Lorsque l'on parle aujourd'hui d'intelligence artificielle, beaucoup pensent à des hausses spectaculaires des cours boursiers et à des milliards investis dans les centres de données. Pourtant, la question décisive – à savoir si ces investissements massifs se traduiront réellement par des gains de productivité durables – reste sans réponse. Car l'IA ne profite pas de la même manière à toutes les entreprises; au contraire, elle creuse le fossé entre les gagnants et les perdants.
Depuis le lancement de ChatGPT fin 2022, les grands modèles linguistiques se sont multipliés et ont déclenché une vague d'investissements à l'échelle mondiale. Les statistiques de productivité dressent un tableau mitigé jusqu’à présent: aux Etats-Unis, la croissance de la productivité depuis fin 2022 a dépassé la tendance des années 2010, mais reste concentrée dans quelques secteurs. En Europe, l’effet est encore plus modéré. Les enquêtes de la BCE montrent qu’environ trois quarts des entreprises utilisent déjà une forme d’IA – mais principalement à un niveau limité.
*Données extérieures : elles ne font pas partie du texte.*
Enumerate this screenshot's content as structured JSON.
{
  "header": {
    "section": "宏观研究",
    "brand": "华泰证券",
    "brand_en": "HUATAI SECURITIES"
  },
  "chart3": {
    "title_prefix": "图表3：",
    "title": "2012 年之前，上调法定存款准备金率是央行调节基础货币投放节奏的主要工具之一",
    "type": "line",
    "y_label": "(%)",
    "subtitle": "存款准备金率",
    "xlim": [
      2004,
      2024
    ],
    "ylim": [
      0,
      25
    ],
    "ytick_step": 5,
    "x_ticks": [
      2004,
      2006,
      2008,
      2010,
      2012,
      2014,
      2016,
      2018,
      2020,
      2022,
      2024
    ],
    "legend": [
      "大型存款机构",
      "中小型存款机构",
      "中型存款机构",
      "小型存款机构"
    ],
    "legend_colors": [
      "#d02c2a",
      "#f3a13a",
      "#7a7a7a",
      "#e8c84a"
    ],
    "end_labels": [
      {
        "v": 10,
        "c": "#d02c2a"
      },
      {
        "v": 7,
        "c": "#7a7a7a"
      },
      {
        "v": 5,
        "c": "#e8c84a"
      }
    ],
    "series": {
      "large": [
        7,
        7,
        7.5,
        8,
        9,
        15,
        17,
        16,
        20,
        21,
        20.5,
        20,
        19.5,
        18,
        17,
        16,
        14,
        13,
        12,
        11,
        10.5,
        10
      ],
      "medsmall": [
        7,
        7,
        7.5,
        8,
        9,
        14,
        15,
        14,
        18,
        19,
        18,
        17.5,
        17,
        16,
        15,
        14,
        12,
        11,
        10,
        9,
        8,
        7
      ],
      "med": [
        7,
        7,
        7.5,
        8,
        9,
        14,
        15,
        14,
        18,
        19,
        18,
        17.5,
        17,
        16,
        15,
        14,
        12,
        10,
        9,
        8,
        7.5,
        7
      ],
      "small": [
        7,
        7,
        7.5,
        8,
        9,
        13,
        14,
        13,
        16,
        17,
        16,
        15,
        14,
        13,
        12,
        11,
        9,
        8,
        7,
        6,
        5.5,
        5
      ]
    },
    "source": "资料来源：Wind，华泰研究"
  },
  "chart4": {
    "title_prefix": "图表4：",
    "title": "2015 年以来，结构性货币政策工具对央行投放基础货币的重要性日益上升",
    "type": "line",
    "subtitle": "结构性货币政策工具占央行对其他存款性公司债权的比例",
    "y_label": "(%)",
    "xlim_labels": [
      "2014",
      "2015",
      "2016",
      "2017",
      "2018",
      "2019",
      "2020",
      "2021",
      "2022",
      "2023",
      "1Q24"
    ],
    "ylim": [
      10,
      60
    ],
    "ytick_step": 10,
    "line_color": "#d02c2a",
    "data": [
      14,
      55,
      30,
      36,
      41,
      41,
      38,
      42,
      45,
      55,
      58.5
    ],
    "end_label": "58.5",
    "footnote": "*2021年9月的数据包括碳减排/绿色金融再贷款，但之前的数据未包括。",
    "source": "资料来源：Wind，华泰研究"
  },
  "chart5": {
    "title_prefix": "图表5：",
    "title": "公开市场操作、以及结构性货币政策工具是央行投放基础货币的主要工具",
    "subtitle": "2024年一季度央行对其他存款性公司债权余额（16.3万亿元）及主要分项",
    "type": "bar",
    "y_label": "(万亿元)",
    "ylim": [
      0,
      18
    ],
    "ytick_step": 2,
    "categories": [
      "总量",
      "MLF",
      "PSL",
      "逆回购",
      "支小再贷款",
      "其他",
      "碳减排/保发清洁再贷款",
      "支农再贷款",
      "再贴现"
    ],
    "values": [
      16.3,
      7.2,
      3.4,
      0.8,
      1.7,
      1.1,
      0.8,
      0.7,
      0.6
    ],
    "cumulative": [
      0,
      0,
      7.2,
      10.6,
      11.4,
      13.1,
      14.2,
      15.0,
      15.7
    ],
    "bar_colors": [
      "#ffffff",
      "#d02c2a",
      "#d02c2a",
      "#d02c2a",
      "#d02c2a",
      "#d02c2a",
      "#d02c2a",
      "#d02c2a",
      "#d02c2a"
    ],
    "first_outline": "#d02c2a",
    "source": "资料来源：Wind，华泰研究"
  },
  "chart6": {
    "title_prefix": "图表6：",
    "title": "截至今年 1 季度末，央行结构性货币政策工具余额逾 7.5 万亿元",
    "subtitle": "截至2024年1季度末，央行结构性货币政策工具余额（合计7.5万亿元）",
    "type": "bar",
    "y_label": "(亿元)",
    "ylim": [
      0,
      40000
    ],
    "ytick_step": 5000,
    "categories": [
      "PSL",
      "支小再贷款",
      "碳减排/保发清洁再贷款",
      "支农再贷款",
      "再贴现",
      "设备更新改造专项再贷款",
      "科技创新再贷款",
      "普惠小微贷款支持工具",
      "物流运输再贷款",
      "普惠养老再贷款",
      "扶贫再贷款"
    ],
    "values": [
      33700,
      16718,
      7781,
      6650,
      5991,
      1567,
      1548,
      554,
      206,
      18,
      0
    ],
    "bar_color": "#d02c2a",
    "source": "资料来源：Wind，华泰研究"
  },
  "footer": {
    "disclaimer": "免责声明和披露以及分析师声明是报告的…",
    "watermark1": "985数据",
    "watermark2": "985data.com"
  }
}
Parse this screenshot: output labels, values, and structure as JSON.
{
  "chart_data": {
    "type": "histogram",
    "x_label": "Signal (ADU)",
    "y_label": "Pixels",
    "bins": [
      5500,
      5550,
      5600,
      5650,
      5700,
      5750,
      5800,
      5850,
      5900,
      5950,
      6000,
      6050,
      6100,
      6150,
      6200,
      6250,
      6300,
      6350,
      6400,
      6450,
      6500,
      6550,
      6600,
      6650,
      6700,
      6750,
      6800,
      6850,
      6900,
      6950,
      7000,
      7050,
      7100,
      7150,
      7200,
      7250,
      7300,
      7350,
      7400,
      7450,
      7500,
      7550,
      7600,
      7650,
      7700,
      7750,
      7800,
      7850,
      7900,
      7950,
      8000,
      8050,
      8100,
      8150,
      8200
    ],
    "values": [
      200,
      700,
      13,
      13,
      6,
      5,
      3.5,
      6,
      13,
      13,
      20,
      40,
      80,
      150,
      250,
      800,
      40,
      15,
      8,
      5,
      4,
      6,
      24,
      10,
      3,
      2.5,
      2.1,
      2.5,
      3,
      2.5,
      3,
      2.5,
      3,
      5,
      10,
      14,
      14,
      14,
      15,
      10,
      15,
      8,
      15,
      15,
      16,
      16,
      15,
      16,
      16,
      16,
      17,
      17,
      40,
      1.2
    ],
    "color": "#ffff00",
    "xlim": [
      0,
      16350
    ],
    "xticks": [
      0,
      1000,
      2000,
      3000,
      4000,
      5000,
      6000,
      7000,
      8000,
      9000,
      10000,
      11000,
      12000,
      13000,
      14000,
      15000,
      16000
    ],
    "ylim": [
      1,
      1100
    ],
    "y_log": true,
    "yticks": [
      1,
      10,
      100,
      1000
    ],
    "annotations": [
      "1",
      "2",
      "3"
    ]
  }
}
Le marché valorise les facilitateurs nettement plus haut que les adoptants potentiels, tout en faisant peu de distinction entre les adoptants et les entreprises perturbées.
Le potentiel théorique est considérable. McKinsey estime que l’IA générative pourrait créer entre 6100 et 7900 milliards de dollars de valeur ajoutée par an. Des exemples concrets démontrent déjà des gains d’efficacité significatifs: les assistants de codage basés sur l’IA augmentent les taux de réalisation des tâches d’environ 25%, la planification d’itinéraires pilotée par l’IA réduit la consommation de carburant de 15 à 20%, et le triage par IA en radiologie raccourcit les délais de traitement de plus de 30%. Les entreprises qui intègrent l’IA de manière productive augmentent leur création de valeur par employé – les autres sont confrontées à une pression croissante sur leurs coûts.
Selon un cadre de l’OCDE, l’UE a investi environ 337 milliards d’euros dans l’IA en 2024, ce qui correspond à 1,9% du PIB – soit environ la moitié du niveau américain. Le FMI estime que l’IA pourrait faire progresser la productivité européenne de 0,8 à 1,1 point de pourcentage sur cinq ans – soit encore plus qu’aux Etats-Unis. Pourtant, des obstacles structurels limitent ce potentiel: l'indice de préparation à l'IA du FMI classe la zone euro comme moins bien préparée que les Etats-Unis, et une réglementation plus stricte – notamment la loi européenne sur l'IA et les lois sur la protection des données – pourrait réduire les gains de productivité réalisables de plus de 30%.
Pour les investisseurs, le paysage de l'IA se divise en trois groupes. Les facilitateurs – fabricants de puces, hyperscalers et fournisseurs d'infrastructures – en bénéficient directement et bénéficient de primes de valorisation significatives. Les «adopteurs» dans des secteurs tels que la banque, l’assurance, la logistique ou l’industrie pharmaceutique intègrent l’IA dans leurs chaînes de valeur et tirent parti d’un effet de levier opérationnel. Les «perturbés», tels que les prestataires de services informatiques à forte intensité de main-d’œuvre, les plateformes médiatiques et publicitaires peu différenciées et les simples processeurs de paiement, sont confrontés à une pression croissante sur leurs modèles économiques de base.
Conclusion: les gains de productivité macroéconomiques liés à l’IA restent modestes à ce jour. Le marché valorise les facilitateurs nettement plus haut que les adoptants potentiels, tout en faisant peu de distinction entre les adoptants et les entreprises perturbées. C'est là que réside l'opportunité: les adoptants qui mettent en œuvre l'IA avec succès offrent un potentiel de hausse, tandis que les entreprises perturbées, structurellement vulnérables, risquent de devenir des pièges à valeur. En Europe, où les facilitateurs sont rares, la sélection ciblée des adoptants devient le cœur de toute stratégie d'investissement dans l'IA.